Simple and Controllable Music Generation
Introduction
This paper introduces MusicGen, a single-stage LLM for conditional music generation. The primary innovation of MusicGen lies in its ability to generate high-quality music through a simplified architecture that eschews the need for multiple cascaded models. MusicGen operates over compressed discrete music representations (tokens) and employs an efficient token interleaving strategy to eliminate the complexity of hierarchical or upsampling methods. By conditioning the model on textual descriptions and melodic features, MusicGen offers enhanced control over the generated music.
Methodology
Model Architecture
MusicGen employs an autoregressive transformer-based decoder conditioned on text or melody representations. The core of the music representation is an EnCodec audio tokenizer that provides high-fidelity reconstruction from a low frame rate discrete representation. The quantization employs Residual Vector Quantization (RVQ), where each quantizer encodes the residual from the previous quantizer.

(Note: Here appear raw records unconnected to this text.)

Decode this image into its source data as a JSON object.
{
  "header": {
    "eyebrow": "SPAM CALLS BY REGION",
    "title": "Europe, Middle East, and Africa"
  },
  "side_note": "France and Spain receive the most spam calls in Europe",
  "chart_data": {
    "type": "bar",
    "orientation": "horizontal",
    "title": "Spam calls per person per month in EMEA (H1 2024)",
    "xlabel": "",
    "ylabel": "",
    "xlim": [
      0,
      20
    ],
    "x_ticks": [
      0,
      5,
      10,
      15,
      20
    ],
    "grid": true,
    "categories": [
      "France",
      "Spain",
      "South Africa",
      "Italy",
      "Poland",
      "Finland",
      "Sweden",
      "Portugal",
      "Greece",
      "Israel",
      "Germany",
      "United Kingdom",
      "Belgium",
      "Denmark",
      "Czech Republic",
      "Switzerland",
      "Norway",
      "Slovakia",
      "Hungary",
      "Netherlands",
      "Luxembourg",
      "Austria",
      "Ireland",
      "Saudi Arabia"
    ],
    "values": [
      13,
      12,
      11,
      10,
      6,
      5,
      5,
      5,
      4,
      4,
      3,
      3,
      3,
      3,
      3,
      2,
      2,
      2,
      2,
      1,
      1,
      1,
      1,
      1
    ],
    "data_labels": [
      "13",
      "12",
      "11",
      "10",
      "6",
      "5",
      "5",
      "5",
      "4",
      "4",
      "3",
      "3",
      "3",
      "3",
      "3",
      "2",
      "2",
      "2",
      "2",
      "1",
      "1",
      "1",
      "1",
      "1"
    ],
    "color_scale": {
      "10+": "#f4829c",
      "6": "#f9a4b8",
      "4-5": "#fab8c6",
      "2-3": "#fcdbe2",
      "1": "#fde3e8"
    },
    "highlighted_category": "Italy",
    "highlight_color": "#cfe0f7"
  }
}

Codebook Interleaving Patterns
The paper introduces various codebook interleaving patterns to handle multiple parallel streams of quantized audio tokens. These patterns determine how tokens from different codebooks are interleaved or predicted in parallel, thereby balancing the trade-off between computational efficiency and model performance. The patterns include "parallel", "delay", "partial delay", and "flattening".
Model Conditioning
MusicGen supports both text and melody conditioning. Text conditioning uses text encoders (e.g., T5, FLAN-T5, or CLAP) to transform textual descriptions into embedding representations. Melody conditioning leverages chromagram-based representations to guide the generated music to follow a given harmonic structure. This unsupervised approach eliminates the need for labeled melody data.
Experimental Setup
Datasets
The training data comprised 20,000 hours of licensed music, including high-quality tracks and collections from ShutterStock and Pond5. The MusicCaps benchmark was used for evaluation. This dataset contains expert-annotated musical samples and provides a balanced subset for genre-specific evaluation.
Baselines and Metrics
The paper compares MusicGen to several baselines, including Riffusion and Mousai, and uses objective metrics such as Fréchet Audio Distance (FAD), Kullback-Leibler Divergence (KL), and CLAP score to evaluate performance. Subjective evaluations assessed overall quality and relevance to the text input.
Results
MusicGen consistently outperformed the evaluated baselines in subjective human ratings for both audio quality and adherence to text descriptions. Interestingly, incorporating melody conditioning showed no significant impact on human ratings but improved control over the melodic structure, as indicated by the cosine similarity metric for melody adherence.
Ablation Studies
The authors conducted extensive ablation studies to assess the impact of different design choices, such as model size, text augmentation strategies, text encoders, and codebook interleaving patterns. The "flattening" pattern provided the best performance in terms of subjective metrics but at a higher computational cost. Smaller models showed improvements with D-Adaptation-based optimization; however, this did not scale well for larger models.
Implications and Future Work
MusicGen's simplification of the music generation process allows for more efficient training and inference. While current results are promising, future research could explore further improvements in controllability and generalization across diverse music genres. Implementing advanced data augmentation techniques, especially for melody conditioning, and extending the model to support more sophisticated musical structures are potential areas for development.
The paper also highlights ethical considerations, emphasizing the use of legally sourced and diverse training data. Ensuring fair competition and accessibility of generative models in music creation is critical. Open research and the development of intuitive controls could make these models valuable for both amateur and professional musicians.
Conclusion
MusicGen represents a significant advancement in the field of conditional music generation. By leveraging simplified architectures and innovative token interleaving strategies, it achieves high-quality music generation with enhanced controllability. The paper's comprehensive evaluation and ablation analyses provide valuable insights into the model's performance and potential areas for future research, making it a substantial contribution to the domain of AI-driven music generation.
Music samples, code, and models are made available at github.com/facebookresearch/audiocraft.